The Coronavirus Aid, Relief and Economic Security (CARES) Act passed in March 2020, created a 20 percent premium for COVID-19 Medicare patients. Senator Scott Jensen said the increase in payments for COVID-19 patients could motivate hospitals to list patients as having had COVID-19 before they died to receive more money from Medicare. He denied that he was accusing physicians of "gaming the system," but said administrators or other officials in the health care system could be motivated to attach a COVID-19 diagnosis to patients.

Joseph Antos, a health care scholar at the American Enterprise Institute, told Politifact it's "reasonable" for Medicare to increase payments for patients on ventilators because they require more care than someone who isn't "that sick." Antos added that there is "no scandal."

While hospitals receive additional payments to care for COVID-19 patients, the financial benefit is based on services provided, not deaths, so there's no financial incentive for health care providers to be killing patients, as conspiracy theorists have suggested.
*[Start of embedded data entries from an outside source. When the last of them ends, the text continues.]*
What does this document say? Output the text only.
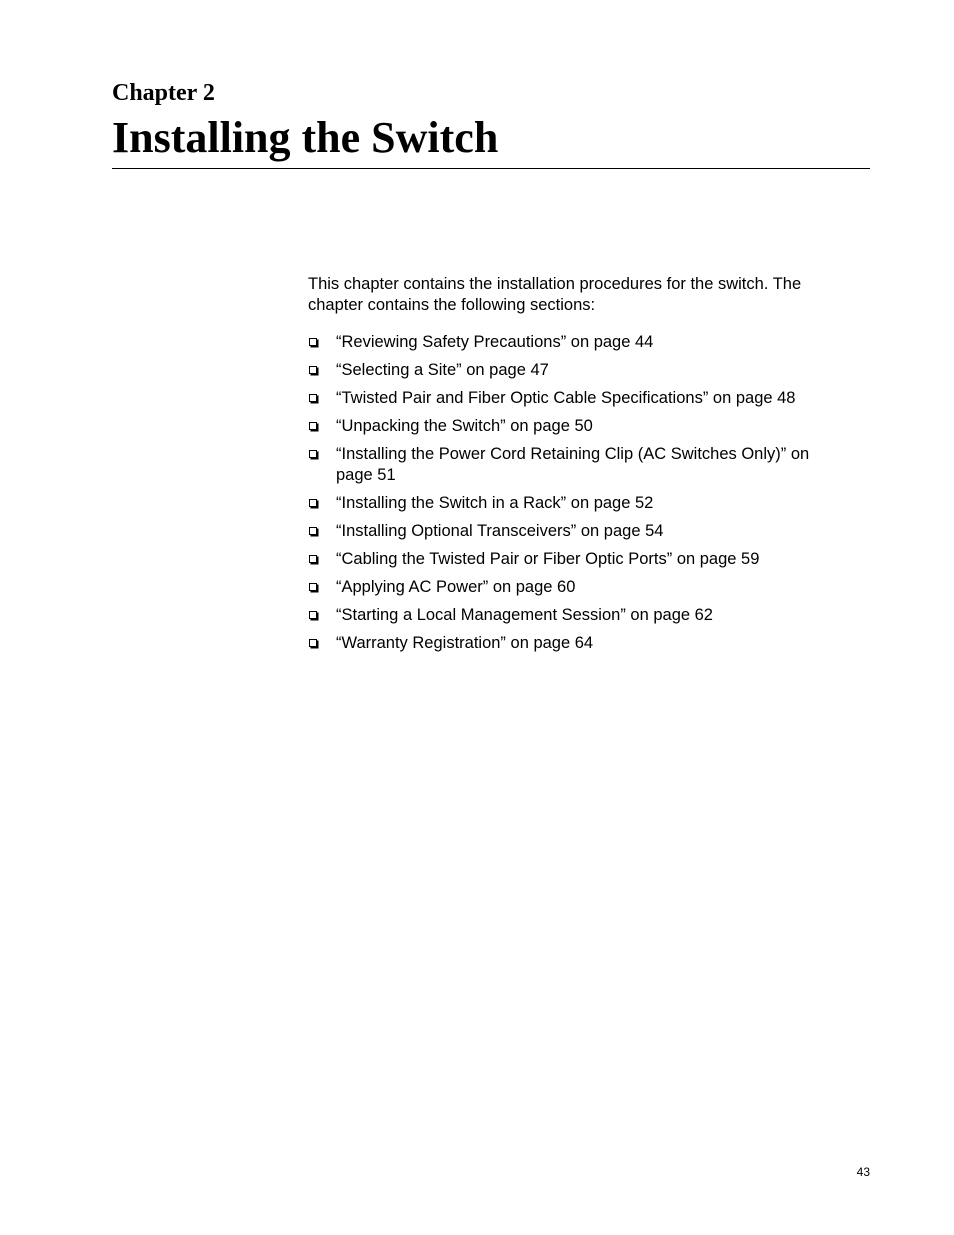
Chapter 2
Installing the Switch

This chapter contains the installation procedures for the switch. The chapter contains the following sections:

“Reviewing Safety Precautions” on page 44
“Selecting a Site” on page 47
“Twisted Pair and Fiber Optic Cable Specifications” on page 48
“Unpacking the Switch” on page 50
“Installing the Power Cord Retaining Clip (AC Switches Only)” on page 51
“Installing the Switch in a Rack” on page 52
“Installing Optional Transceivers” on page 54
“Cabling the Twisted Pair or Fiber Optic Ports” on page 59
“Applying AC Power” on page 60
“Starting a Local Management Session” on page 62
“Warranty Registration” on page 64
43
In his mid-60s, Garrison could be considered at high risk of developing serious disease from COVID-19 and he acknowledged young people "tend to bounce back more quickly" but he and his wife are only feeling "slightly better" after two weeks.

Instead of seeking medical care, he told Gizmodo they're taking Ivermectin, an anti-parasitic drug that isn't FDA approved for COVID-19, and various vitamins. He also has no plans to get vaccinated against COVID-19.

"We will never take their foul spike protein-producing jabs, which are neither safe nor effective. They're not real vaccines. They're gene therapy," Garrison said

Newsweek reached out to Ben Garrison for comment but did not receive a response in time for publication.